Yes, the Designer keyboard also scores another point for being much quieter than Modern or Surface which both suffer from a very loud space bar click.
Control C / Control V (copy and paste) on the Modern keyboard is a stretch at 8.5cm & 10cm. While on the designer it’s 7.5cm & 9cm. That doesn’t sound like a lot, but it’s enough to make it uncomfortable during heavy copy/paste tasks.
Travel is very good and also very similar across all three keyboards. You can rest your fingers on the keys easily with only the slightest pressure needed to type. All areas of the keys have an even press and come with a nice springback feel.
Overall, all three keyboards have their pros & cons, but the Designer Keyboard wins with its quieter more natural typing experience. If you’re not an avid writer, you may want to opt for the Surface or Modern with it’s more breathable & functional layout.
Winner = Microsoft Designer Keyboard
Design & Build Quality
In terms of Design & Build quality, it’s an easy win for the Surface & Modern Keyboards. The aluminium frame used in both is lightweight and solid with absolutely no flex whatsoever.
The silver frame contrasts the muted grey keys nicely taking any desktop setup and giving it a premium feel. It really is a beautifully crafted keyboard that offers Apple Magic Keyboard quality to Windows users.
In a close 2nd is the Microsoft Designer keyboard. If you’ve read my full Designer Keyboard Review, you’ll know that I had to use the ‘Metal Tooth Test’ as this keyboard looks & feels like painted aluminium.
While neither keyboards are backlit, the Surface & Modern keyboard do have more backlit function keys. On the Designer, we’re only treated to an LED dot on the ‘Caps Lock’ & ‘Fn’ key while it’s anyone’s guess if ‘Num Lock’ is activated.
Twisting the Designer keyboard shows a small amount of movement, but on your desk it feels solid without any central flex.
Joint Winner = Microsoft Modern Keyboard & Surface Keyboard
Features & Connectivity
It’s now the more expensive Microsoft Modern Keyboard that pulls away from the pack as it includes some nifty extras. For one, it has an inbuilt fingerprint reader replacing the right-side ‘Windows Key’ that lets you easily unlock Windows 10.
While the Designer & Surface keyboards can only connect via Bluetooth, the Microsoft Modern can also connect & recharge using the included USB cable.

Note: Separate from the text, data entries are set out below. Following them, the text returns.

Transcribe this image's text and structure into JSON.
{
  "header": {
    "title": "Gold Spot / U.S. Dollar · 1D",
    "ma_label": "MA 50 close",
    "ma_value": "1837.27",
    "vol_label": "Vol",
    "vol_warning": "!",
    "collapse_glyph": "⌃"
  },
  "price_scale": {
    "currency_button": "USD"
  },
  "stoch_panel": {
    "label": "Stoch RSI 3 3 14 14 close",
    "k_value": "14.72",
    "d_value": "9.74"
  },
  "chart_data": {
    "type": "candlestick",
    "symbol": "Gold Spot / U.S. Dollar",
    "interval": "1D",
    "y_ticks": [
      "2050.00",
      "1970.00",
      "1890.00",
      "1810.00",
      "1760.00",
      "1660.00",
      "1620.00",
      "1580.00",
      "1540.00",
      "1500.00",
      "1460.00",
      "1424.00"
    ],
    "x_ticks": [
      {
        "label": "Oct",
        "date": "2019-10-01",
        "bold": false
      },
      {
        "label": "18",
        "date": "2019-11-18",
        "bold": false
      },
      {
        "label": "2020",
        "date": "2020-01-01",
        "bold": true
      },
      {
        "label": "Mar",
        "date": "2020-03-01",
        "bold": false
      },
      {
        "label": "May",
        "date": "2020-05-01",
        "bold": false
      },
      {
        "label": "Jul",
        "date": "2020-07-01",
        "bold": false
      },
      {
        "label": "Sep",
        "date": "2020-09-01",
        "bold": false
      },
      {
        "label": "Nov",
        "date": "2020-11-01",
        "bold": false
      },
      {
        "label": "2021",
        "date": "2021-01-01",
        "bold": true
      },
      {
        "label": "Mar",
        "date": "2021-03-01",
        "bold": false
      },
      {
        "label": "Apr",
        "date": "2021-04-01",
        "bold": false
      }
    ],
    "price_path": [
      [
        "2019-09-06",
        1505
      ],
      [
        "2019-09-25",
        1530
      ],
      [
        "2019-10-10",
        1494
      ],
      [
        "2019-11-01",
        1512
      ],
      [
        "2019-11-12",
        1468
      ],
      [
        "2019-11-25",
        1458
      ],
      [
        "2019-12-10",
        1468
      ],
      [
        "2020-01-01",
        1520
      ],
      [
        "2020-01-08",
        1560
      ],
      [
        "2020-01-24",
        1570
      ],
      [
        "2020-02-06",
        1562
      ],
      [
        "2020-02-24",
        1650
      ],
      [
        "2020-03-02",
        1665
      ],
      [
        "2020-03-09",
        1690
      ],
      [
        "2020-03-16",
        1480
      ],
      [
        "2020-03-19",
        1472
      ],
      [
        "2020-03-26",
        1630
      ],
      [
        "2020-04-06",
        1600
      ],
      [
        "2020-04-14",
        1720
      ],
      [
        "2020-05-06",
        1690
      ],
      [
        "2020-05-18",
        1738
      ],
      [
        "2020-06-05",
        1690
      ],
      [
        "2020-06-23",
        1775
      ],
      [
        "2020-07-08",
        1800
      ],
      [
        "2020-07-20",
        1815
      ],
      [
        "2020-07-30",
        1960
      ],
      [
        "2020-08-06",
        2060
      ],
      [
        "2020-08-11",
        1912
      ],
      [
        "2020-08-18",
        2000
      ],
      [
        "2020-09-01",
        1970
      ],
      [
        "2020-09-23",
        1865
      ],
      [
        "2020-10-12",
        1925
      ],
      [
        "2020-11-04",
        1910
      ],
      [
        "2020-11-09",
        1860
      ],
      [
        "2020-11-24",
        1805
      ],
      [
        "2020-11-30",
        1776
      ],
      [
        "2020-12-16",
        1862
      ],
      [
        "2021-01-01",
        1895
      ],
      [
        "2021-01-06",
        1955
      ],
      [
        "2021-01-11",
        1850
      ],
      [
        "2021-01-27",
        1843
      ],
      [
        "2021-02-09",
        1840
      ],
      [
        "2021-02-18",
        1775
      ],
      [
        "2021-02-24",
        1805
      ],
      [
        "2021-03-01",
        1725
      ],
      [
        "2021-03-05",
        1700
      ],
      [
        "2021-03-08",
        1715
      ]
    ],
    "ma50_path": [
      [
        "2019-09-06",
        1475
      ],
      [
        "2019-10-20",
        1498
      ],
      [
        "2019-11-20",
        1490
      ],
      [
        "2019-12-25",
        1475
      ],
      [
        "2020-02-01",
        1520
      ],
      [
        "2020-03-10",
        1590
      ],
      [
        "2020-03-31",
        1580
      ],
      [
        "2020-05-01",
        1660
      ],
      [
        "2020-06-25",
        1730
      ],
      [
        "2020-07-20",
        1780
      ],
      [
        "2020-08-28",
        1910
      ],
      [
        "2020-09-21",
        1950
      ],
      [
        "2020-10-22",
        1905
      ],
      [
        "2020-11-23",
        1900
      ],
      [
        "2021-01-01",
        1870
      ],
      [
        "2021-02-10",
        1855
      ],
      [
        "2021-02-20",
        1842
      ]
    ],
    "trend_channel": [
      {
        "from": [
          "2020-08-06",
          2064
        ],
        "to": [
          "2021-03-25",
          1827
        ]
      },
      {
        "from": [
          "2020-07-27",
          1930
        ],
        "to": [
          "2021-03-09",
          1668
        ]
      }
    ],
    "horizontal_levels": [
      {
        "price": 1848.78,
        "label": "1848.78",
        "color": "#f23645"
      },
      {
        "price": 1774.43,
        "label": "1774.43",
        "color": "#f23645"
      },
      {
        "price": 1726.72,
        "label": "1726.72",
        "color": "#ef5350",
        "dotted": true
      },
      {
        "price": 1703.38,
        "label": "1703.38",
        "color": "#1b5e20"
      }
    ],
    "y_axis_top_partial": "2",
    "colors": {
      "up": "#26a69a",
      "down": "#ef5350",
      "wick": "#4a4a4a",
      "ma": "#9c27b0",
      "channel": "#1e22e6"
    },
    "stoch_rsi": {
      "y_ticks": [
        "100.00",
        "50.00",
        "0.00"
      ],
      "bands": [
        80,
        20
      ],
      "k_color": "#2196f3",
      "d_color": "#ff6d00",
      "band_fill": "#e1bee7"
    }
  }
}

The final advantage of the Modern Keyboard is that it uses the Bluetooth 4.2 which provides a more stable connection. Although in testing, all three keyboards have been reliable without any stability or latency issues.
Winner = Microsoft Modern Keyboard
Modern Vs Surface Vs Designer – The Verdict
So which keyboard is our winner?
For me, it’s the Microsoft Designer Keyboard. The condensed layout takes a bit of getting used to, but I found myself typing more naturally and with fewer mistakes. While it’s not quite the eye-candy of the Surface or Modern Keyboards (which look epic next to my Dell Monitor on my Bamboo desk) it is the best value option.
If you don’t spend you days typing or have unnaturally large hands, then for only around £20 more you can have the premium Surface Keyboard that’s going to get you more than a few compliments.
I don’t think the Modern Keyboard justifies it’s higher price-tag. Having the option to plug-in is cool, but why pay big bucks for premium Bluetooth keyboard and then have a wire dangling out of the back? As for a fingerprint reader… just not my cup of tea.